Monday, May 12, 2008

William Wallace

I am done.

What does that feel like? It feels like driving 2 1/2 hours in the pouring rain and dark (the dark was pouring, too) to Annie's apartment in Dayton, where she fed me chocolate covered soy beans (what the heck?) and let me sleep on her floor. It feels like curling up on the couch with a blanket smelling of clean laundry, the rainy air coming in through the open window and pink apple blossoms quivering in the breeze. It feels like waking up in the morning and just lying there...just lying there...just lying there. It feels like walking to Rita's with Sarah through green suburban neighborhoods with fields of dandelions and eating a mango Italian Ice, and taking a nap on Sarah's couch even after 9 full hours of sleep.

Asbury College can take our lives, but they can never take our freedom.

Isabel says (or, rather, sings) in Scrooge that "happiness is whatever you want it to be." I think summer suits me pretty well right now as my definition of happiness.

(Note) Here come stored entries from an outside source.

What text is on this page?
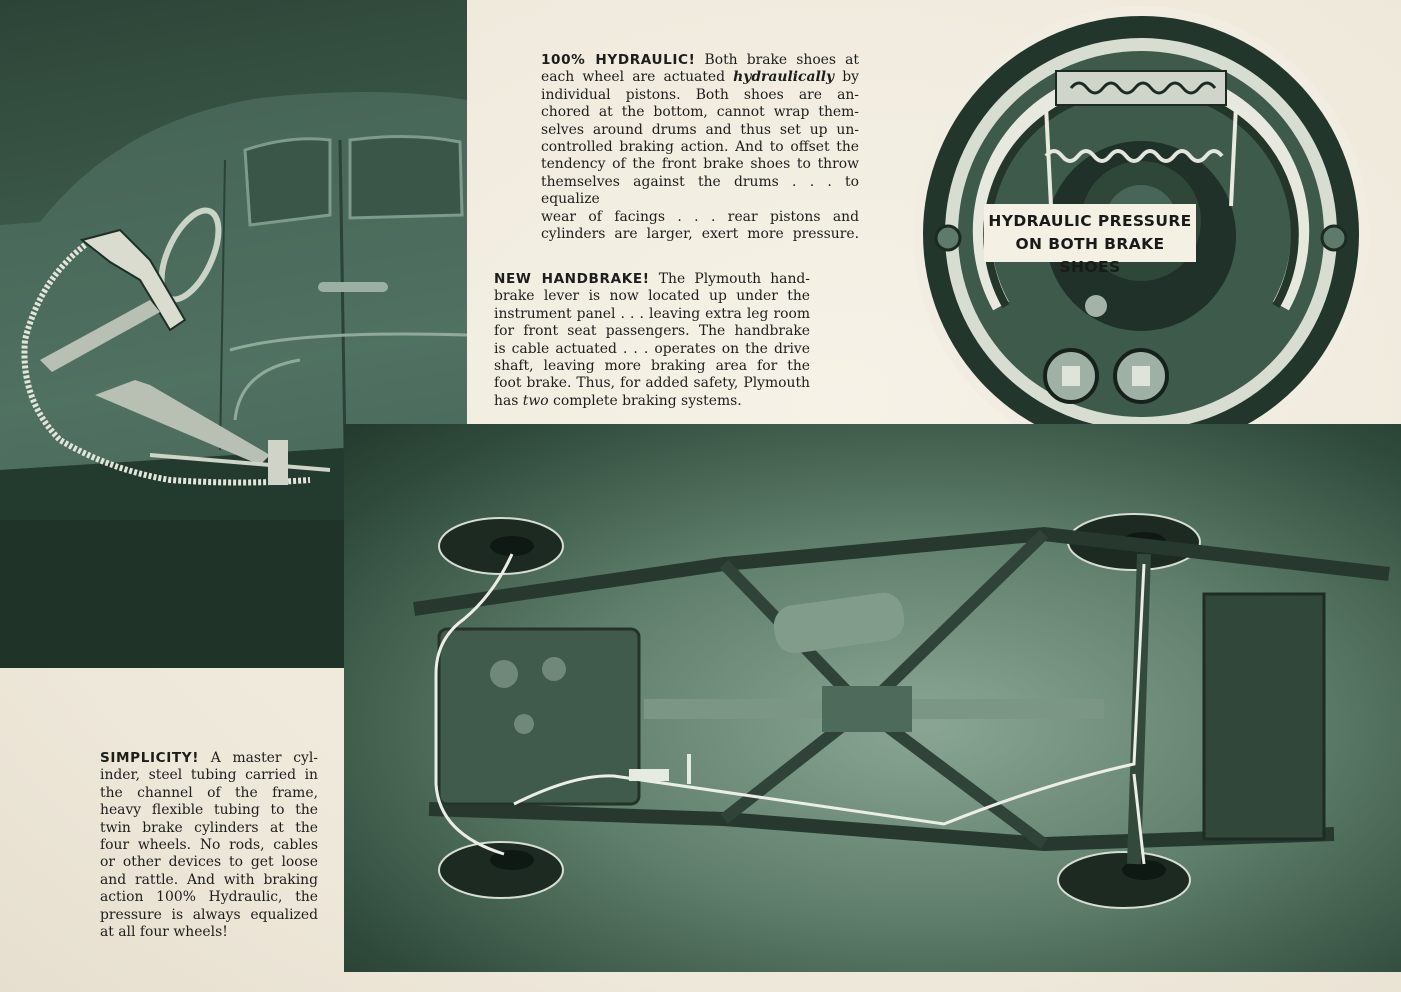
HYDRAULIC PRESSURE
ON BOTH BRAKE SHOES
100% HYDRAULIC! Both brake shoes at
each wheel are actuated hydraulically by
individual pistons. Both shoes are an-
chored at the bottom, cannot wrap them-
selves around drums and thus set up un-
controlled braking action. And to offset the
tendency of the front brake shoes to throw
themselves against the drums . . . to equalize
wear of facings . . . rear pistons and
cylinders are larger, exert more pressure.
NEW HANDBRAKE! The Plymouth hand-
brake lever is now located up under the
instrument panel . . . leaving extra leg room
for front seat passengers. The handbrake
is cable actuated . . . operates on the drive
shaft, leaving more braking area for the
foot brake. Thus, for added safety, Plymouth
has two complete braking systems.
SIMPLICITY! A master cyl-
inder, steel tubing carried in
the channel of the frame,
heavy flexible tubing to the
twin brake cylinders at the
four wheels. No rods, cables
or other devices to get loose
and rattle. And with braking
action 100% Hydraulic, the
pressure is always equalized
at all four wheels!
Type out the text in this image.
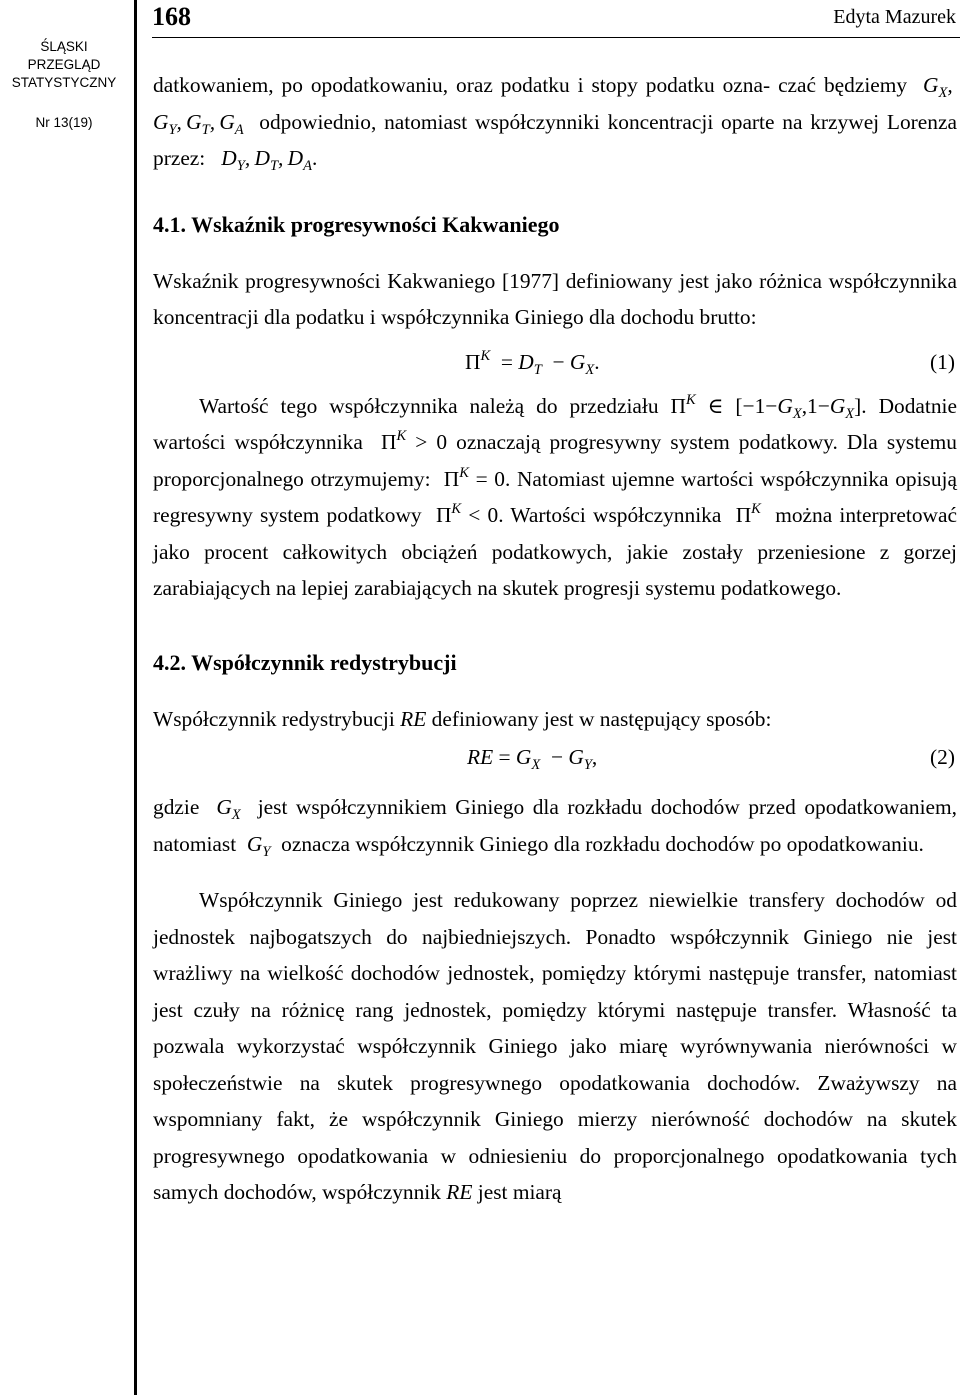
ŚLĄSKI
PRZEGLĄD
STATYSTYCZNY
Nr 13(19)
168	Edyta Mazurek

datkowaniem, po opodatkowaniu, oraz podatku i stopy podatku ozna- czać będziemy  $G_X$, $G_Y$, $G_T$, $G_A$ odpowiednio, natomiast współczynniki koncentracji oparte na krzywej Lorenza przez:   $D_Y$, $D_T$, $D_A$.

4.1. Wskaźnik progresywności Kakwaniego

Wskaźnik progresywności Kakwaniego [1977] definiowany jest jako różnica współczynnika koncentracji dla podatku i współczynnika Giniego dla dochodu brutto:

$\Pi^K = D_T - G_X$.	(1)

Wartość tego współczynnika należą do przedziału $\Pi^K$ ∈ $[-1-G_X,1-G_X]$. Dodatnie wartości współczynnika  $\Pi^K > 0$ oznaczają progresywny system podatkowy. Dla systemu proporcjonalnego otrzymujemy:  $\Pi^K = 0$. Natomiast ujemne wartości współczynnika opisują regresywny system podatkowy  $\Pi^K < 0$. Wartości współczynnika  $\Pi^K$ można interpretować jako procent całkowitych obciążeń podatkowych, jakie zostały przeniesione z gorzej zarabiających na lepiej zarabiających na skutek progresji systemu podatkowego.

4.2. Współczynnik redystrybucji

Współczynnik redystrybucji RE definiowany jest w następujący sposób:

RE = $G_X - G_Y$,	(2)

gdzie $G_X$ jest współczynnikiem Giniego dla rozkładu dochodów przed opodatkowaniem, natomiast $G_Y$ oznacza współczynnik Giniego dla rozkładu dochodów po opodatkowaniu.

Współczynnik Giniego jest redukowany poprzez niewielkie transfery dochodów od jednostek najbogatszych do najbiedniejszych. Ponadto współczynnik Giniego nie jest wrażliwy na wielkość dochodów jednostek, pomiędzy którymi następuje transfer, natomiast jest czuły na różnicę rang jednostek, pomiędzy którymi następuje transfer. Własność ta pozwala wykorzystać współczynnik Giniego jako miarę wyrównywania nierówności w społeczeństwie na skutek progresywnego opodatkowania dochodów. Zważywszy na wspomniany fakt, że współczynnik Giniego mierzy nierówność dochodów na skutek progresywnego opodatkowania w odniesieniu do proporcjonalnego opodatkowania tych samych dochodów, współczynnik RE jest miarą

Though I have yet to be home since classes ended almost a week ago, I am muchly contended with friend-visiting while I have the chance. Chris in the movie Into the Wild said something about joy not only being found in human relationships, but in the creation God has placed around us. That's true, to a great extent...but I think I would prefer my human relationships over my relationships with trees. Somehow having my plant strapped into the passenger side of my car as I journey around the Midwest is not as fulfilling as, say, a friend.

I am rambling, because a.) Annie is gone and I'm lonely (the tree is not talking back), b.) cigarette smoke is filtering in through her walls and I feel like lung cancer, and c.) somehow my body thought it was funny to tease me with the prospect of a nap and then get excited about being awake. To you, body, I say: Poo.